Bölüm 1611: Ejderhaya Emir Veren Kız

80 16 0
                                    


"Lordumuz, Mutlak Başlangıç'ın İlahi Meyvesi ile ilgili meseleyi genç efendiye söylemememiz için bizi defalarca uyardı. Ama şimdi bunu düşünüyorum da, bunu yapmak genç efendinin kalbindeki tereddütleri hafifletebilir,” Qu Hui söyledi. Muhafızların başı olarak her zaman, oyunu kitabına göre oynayan biri olmuştu, bu kendi duygularını kesip atma noktasına gelse bile... Belki de sadece Zhou Qingchen'in önünde kendini arada sırada gülümserken buluyordu.

"Bana bildirdiği için Amca Qu Hui'ye teşekkür ediyorum. Ancak, Mutlak Başlangıç'ın İlahi Meyvesi'ne ne olursa olsun, soylu babamın ve amcalarımın tümünün beklentilerini kesinlikle hayal kırıklığına uğratmayacağım.”

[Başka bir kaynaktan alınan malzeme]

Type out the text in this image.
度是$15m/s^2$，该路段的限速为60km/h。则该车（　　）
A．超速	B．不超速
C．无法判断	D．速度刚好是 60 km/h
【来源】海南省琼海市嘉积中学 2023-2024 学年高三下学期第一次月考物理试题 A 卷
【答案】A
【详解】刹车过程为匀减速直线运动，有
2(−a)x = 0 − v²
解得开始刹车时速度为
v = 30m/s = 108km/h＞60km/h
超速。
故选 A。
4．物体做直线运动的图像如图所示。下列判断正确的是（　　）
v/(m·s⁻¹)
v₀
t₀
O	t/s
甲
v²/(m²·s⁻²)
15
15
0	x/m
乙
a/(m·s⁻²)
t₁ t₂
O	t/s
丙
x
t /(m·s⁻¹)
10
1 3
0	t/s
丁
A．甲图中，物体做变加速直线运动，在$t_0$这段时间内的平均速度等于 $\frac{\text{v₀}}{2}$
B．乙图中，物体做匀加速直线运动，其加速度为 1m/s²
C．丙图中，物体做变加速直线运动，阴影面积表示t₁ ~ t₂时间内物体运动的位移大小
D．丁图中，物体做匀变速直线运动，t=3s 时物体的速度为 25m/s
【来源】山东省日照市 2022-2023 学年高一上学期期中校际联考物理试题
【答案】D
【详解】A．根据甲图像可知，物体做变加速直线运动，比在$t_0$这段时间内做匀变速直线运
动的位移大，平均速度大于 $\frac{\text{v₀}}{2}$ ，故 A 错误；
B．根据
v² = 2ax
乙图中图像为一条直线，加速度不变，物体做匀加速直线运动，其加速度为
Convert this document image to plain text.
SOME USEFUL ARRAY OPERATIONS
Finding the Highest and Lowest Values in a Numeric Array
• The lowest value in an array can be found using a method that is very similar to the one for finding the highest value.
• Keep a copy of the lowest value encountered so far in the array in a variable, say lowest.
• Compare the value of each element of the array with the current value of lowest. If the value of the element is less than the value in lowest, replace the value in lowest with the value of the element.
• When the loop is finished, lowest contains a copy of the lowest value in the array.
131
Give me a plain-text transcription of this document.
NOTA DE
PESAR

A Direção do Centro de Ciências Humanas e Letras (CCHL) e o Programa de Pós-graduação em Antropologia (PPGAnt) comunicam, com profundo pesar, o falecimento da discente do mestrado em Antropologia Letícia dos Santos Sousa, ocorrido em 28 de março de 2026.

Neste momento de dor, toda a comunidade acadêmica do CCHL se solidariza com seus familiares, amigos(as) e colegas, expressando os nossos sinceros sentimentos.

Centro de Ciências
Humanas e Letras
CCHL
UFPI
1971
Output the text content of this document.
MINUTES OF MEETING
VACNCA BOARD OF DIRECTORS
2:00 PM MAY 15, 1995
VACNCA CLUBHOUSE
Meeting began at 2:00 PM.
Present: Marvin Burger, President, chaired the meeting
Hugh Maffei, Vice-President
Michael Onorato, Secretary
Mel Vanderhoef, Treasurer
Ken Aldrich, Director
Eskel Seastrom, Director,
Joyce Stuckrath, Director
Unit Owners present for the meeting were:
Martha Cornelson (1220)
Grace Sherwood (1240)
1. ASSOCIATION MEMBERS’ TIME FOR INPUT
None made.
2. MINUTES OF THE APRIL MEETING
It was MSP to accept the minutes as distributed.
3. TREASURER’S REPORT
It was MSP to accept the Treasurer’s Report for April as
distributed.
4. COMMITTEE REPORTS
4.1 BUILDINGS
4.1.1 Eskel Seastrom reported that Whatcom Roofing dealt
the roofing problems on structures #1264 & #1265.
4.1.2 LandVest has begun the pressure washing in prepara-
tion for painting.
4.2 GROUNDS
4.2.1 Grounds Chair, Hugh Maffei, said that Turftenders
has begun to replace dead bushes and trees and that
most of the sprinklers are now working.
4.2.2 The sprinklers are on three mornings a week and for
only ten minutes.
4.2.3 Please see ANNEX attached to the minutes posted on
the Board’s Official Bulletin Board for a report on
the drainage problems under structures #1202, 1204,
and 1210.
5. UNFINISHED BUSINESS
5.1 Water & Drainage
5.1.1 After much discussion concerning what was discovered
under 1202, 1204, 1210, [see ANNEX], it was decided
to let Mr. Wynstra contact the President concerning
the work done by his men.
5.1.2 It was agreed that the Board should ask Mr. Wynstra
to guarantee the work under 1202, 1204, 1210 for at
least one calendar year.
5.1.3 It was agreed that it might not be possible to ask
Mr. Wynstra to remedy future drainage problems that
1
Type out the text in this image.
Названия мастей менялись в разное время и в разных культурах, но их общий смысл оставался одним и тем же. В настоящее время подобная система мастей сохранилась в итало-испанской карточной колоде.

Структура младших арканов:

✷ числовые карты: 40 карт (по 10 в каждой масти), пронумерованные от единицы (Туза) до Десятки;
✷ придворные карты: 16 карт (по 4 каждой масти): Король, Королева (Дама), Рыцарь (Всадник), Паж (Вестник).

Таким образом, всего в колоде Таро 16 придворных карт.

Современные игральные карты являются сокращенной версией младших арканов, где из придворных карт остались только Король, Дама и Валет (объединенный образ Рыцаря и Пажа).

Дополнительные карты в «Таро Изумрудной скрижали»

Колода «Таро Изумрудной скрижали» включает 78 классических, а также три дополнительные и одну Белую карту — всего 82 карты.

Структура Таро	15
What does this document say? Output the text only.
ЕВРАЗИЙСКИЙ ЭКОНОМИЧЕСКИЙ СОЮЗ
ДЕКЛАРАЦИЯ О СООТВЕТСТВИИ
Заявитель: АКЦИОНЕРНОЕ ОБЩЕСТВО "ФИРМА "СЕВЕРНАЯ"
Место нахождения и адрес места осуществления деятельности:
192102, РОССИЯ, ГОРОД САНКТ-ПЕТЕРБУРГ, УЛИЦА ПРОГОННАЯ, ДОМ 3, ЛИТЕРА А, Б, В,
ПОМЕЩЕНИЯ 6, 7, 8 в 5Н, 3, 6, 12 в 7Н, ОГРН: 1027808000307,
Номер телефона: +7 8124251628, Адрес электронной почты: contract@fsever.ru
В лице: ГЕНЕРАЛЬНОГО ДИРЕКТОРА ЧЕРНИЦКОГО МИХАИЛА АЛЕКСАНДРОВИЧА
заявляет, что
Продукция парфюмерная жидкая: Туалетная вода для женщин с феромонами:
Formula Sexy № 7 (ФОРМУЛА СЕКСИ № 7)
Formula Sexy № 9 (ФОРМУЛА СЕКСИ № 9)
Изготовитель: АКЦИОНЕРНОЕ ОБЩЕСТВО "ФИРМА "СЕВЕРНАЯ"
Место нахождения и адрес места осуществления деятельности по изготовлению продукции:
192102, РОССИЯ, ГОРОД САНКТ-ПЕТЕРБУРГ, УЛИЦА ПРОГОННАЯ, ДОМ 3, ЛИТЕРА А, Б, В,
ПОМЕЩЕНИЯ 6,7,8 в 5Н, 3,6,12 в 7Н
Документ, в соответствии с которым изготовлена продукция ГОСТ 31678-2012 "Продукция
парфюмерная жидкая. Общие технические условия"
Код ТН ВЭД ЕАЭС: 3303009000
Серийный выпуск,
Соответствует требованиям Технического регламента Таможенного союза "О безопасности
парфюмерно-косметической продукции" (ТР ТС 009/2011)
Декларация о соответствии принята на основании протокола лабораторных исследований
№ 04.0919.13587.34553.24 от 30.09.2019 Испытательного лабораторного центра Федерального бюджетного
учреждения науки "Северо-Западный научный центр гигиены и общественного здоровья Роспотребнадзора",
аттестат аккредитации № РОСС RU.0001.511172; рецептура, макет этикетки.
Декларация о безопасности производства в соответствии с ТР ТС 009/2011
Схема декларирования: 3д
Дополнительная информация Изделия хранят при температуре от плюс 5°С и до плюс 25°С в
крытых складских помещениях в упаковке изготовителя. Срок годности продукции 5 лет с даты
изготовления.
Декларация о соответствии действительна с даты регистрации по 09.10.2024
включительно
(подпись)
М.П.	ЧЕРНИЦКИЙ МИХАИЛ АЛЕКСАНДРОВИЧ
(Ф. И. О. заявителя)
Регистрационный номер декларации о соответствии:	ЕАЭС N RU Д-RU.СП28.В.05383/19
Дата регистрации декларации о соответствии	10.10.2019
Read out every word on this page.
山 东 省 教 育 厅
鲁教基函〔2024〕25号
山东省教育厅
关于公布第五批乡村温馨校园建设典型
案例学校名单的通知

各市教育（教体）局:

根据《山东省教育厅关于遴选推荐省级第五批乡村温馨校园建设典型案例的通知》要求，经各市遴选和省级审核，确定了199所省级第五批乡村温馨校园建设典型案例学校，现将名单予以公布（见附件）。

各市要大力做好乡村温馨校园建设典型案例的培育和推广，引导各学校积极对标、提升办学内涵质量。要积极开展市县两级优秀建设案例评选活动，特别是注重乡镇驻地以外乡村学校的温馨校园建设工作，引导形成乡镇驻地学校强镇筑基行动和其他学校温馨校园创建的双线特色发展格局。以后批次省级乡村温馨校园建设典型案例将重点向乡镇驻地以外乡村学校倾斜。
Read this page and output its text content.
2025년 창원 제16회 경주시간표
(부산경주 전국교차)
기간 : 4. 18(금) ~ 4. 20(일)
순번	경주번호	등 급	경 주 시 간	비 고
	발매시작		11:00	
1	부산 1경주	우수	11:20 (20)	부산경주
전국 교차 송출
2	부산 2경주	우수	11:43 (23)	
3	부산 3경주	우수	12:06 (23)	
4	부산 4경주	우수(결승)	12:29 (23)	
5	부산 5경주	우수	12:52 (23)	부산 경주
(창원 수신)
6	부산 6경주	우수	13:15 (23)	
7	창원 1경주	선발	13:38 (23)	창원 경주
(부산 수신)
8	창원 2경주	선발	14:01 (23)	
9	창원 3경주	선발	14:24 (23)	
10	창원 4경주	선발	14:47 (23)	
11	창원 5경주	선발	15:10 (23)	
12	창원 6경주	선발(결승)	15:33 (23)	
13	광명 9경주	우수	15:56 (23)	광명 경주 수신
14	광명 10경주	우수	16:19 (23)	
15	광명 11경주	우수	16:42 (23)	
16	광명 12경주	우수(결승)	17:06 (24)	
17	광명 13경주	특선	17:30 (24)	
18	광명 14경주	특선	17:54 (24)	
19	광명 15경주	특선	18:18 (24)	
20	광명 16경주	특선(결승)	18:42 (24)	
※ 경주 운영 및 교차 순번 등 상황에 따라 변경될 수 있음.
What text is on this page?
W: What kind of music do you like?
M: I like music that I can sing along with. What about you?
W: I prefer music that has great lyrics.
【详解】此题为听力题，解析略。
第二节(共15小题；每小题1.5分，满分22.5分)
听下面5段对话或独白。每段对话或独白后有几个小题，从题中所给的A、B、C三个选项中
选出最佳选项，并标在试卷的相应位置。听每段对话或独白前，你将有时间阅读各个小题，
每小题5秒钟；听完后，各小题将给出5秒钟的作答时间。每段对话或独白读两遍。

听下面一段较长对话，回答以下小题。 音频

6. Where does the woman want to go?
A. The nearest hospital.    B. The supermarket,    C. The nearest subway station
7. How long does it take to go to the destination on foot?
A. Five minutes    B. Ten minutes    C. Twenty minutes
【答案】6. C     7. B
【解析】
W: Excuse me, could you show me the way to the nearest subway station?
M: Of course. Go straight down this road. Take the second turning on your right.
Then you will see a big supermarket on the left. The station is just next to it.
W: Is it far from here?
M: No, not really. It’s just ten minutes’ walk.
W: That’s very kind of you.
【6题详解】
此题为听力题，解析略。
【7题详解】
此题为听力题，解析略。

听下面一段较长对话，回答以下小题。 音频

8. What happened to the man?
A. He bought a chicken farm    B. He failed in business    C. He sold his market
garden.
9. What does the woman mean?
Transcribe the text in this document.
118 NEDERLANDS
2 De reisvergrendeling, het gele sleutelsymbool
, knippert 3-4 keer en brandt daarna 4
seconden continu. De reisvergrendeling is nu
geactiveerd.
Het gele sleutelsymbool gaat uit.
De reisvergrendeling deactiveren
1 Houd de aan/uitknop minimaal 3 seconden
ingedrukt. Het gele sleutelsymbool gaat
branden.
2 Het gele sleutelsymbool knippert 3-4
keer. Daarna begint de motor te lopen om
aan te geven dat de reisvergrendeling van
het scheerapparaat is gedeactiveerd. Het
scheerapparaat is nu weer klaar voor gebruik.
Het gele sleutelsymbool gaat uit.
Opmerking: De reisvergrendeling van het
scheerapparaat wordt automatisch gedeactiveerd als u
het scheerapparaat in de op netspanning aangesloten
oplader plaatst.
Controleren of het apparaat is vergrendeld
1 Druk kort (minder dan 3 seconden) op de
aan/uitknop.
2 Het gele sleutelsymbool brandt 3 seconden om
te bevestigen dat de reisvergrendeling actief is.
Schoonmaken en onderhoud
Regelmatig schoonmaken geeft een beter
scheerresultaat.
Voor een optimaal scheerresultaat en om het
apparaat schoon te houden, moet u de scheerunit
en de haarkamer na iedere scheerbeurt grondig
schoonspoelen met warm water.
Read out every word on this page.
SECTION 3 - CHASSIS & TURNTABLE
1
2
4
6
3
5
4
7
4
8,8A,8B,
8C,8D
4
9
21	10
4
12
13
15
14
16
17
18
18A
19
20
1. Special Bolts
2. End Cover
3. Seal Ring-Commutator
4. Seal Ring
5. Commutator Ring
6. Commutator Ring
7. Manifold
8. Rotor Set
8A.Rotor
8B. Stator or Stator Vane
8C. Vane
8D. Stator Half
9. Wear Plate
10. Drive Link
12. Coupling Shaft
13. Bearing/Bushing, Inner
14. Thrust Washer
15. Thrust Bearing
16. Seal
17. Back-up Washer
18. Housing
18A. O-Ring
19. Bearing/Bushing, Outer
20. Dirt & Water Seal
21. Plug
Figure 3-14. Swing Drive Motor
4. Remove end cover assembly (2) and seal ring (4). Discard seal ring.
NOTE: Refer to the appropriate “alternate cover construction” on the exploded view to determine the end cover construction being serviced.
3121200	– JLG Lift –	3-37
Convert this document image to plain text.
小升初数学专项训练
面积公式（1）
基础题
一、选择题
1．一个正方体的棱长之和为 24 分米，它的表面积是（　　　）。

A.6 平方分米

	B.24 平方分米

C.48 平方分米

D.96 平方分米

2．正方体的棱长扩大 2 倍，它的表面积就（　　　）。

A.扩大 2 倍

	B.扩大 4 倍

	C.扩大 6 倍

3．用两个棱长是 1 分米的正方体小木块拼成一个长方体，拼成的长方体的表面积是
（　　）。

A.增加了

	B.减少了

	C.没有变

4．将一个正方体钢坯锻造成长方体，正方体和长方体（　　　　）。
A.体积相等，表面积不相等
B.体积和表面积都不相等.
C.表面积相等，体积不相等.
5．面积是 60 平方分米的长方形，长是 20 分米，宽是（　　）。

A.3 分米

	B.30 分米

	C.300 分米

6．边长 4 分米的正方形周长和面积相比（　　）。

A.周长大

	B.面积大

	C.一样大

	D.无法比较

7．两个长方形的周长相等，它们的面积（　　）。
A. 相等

Zhou Qingchen aşağı doğru uçarken sakin bir gülümseme verdi ve Tanrı Alemi'nin Mutlak Başlangıcı'nın derinliklerine doğru ilerledi.


Onurlu Qu Hui, Zhou Qingchen'in vücudundan çıkan kalın dövüş ruhunu ve arzusunu hissedebiliyordu. Ebedi Cennet Tanrı İmparatoru'na eğitiminin sonunda hoş bir sürpriz yapmaya kararlı olduğu açıktı. Onu uzaktan uyardı. "Genç usta, on beş bin kilometreden daha fazla inmeyin. Garip bitkiler ve ruhsal hazinelerin olduğu her yerde, o bölgeyi kendi toprakları haline getiren antik kaynak canavarları da olacaktır. Dikkatli olmalısınız."


Qu Hui, Zhou Qingchen'i uyardığı gibi, üç yüz metreden uzun olan büyük bir gölge, aniden antik bir gri ormandan çıktı. Kanatları, Zhou Qingchen'i doğrudan parçalamak için milyonlarca rüzgar bıçağı üretti.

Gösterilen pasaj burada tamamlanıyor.